Ford Legg

Humans of Dementia Winner

May 26, 2021
Ford Legg

She sits to my right in her nightgown with her hands softly gripping the arms of the chair. The morning light streaks across the treetops as the dew gently coats the patio and grass around us. I watch her intently listen to the calming crashing of the waves and look out onto the blue horizon.

“What will you do today?” My grandmother asks in her protective tone, as if she must know everything going on today, as if she still has to run the world around her.

“I’ll take the dog out on the beach,” I answer, with the same reply as always.

“I would love to come,” she says. Asking like this is an unusual request, like I don’t walk across the beach with her, holding her hand every morning. Of course, I tell her she can come, and her face lights up like a child’s.

Her eyes search me in an intense stare, like she is not only looking at my face, my clothes, but beyond to who I am, who I will be. Then she shifts back to her look of confusion, like she’s building a puzzle in her mind and can’t quite figure out the final picture.

“And after that?” She says.

“After that, I will bike down to Point-de-Chêne,” I reply. Also what I do every day when I am up in Shediac, New Brunswick, Canada, for the month I spend each summer with my grandparents.

“We’re having lobster for dinner, so remember to get corn and butter,” she tells me. Already planning for dinner in the morning, as she used to when my mom was a kid, when she was in charge of everything.

My grandmother grew up in Truro, Nova Scotia. Her father died as a pilot in a plane crash when she was four and left my grandmother, her mom, and her younger brother, to fend for themselves. Even as a young kid she took care of her brother, walked him to school, and made his meals. Her life has been taking care of everyone, stepping up when people needed help, and providing for others before herself. Then her mother died when my grandmother was 16, right before she was about to go to college at Mount Allison University. My Grandmother’s life is filled with tragedy, but even more full of beauty and perseverance. She still took care of her brother, even after leaving for college, and at college, she met my grandfather. They started a family in Riverview, New Brunswick, and had four kids over nine years, the second oldest being my mother. My grandfather was the lawyer for the larger adjacent town of Moncton, so my grandmother raised all four kids by herself. She made the meals, cared for each of them, and did all the chores. She constantly had to be in control and worrying about everyone and everything. She had to bring her kids to school each morning and at night, drive them to figure skating, hockey, choir, and swimming lessons. The house was in constant chaos, all organized by the matriarch of the family, my grandmother. Now, sitting here on the wooden porch in her white nightgown, she still feels the need to be in charge, to make sure everything is to her liking.

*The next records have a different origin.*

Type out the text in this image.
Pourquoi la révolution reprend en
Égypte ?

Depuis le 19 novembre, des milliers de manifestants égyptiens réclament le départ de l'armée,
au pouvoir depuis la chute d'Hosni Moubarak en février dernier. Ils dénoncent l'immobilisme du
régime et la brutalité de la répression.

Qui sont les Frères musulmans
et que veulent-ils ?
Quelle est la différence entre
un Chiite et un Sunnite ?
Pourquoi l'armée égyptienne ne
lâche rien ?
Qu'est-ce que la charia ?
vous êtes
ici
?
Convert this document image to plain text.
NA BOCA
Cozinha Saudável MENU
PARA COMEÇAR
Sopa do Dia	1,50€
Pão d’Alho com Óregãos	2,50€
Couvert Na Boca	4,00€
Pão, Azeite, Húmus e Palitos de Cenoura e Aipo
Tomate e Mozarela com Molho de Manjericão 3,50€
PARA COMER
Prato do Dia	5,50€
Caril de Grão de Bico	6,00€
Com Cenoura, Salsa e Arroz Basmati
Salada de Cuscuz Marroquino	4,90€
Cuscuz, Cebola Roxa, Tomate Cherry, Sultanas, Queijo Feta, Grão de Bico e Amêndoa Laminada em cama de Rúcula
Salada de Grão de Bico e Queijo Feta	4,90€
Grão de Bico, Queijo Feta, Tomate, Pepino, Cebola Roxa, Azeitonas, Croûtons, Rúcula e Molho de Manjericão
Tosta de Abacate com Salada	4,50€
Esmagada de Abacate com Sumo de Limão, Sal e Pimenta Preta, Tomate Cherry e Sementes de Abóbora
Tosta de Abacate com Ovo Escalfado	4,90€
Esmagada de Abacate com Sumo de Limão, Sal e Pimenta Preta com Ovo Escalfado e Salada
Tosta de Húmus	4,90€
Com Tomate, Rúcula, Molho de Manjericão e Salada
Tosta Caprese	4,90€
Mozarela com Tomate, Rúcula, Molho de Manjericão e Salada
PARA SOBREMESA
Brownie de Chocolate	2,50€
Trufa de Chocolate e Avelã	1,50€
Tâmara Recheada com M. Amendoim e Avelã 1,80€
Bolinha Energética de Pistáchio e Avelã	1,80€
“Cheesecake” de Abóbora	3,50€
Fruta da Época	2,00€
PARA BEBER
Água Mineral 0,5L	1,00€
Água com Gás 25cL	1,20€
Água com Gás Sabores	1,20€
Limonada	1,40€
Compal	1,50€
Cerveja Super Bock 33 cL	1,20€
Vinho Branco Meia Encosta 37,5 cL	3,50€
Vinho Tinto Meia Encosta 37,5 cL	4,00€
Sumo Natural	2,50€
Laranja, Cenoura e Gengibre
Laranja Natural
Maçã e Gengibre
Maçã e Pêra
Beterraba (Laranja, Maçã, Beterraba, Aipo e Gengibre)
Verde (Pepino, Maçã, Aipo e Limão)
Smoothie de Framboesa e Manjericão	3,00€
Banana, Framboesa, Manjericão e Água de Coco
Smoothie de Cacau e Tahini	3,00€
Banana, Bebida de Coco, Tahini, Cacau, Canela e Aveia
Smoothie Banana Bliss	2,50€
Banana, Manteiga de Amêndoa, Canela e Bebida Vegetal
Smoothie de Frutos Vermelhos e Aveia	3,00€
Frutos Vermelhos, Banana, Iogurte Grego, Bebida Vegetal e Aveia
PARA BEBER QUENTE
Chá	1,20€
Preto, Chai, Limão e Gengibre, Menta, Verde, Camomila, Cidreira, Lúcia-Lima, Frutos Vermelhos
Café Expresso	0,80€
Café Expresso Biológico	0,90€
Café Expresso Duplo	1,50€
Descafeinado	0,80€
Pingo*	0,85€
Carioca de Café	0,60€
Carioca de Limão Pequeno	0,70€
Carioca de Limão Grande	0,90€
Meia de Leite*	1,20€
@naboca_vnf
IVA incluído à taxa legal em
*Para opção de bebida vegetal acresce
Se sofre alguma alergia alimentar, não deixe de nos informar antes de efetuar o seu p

I stand up, ready to walk down to the beach, and hold her hand as my grandmother gets up from her chair.

“We can’t go yet, you need to…” the sentence trails off and she tries to remember what we must do. Her memories are like waves crashing on the beach, drifting onto the shore, and then quickly disappearing into the vast ocean. There are days the waves are strong and powerful, with only hiccups here and there, and days when the memories quickly crumble on the shore, never fully making it to the end. That’s okay, I’ll be patient. I’ll hold her hand and guide her down the sandy path to the beach, as the morning sun slowly takes the dew away, uncovering the beautiful life underneath.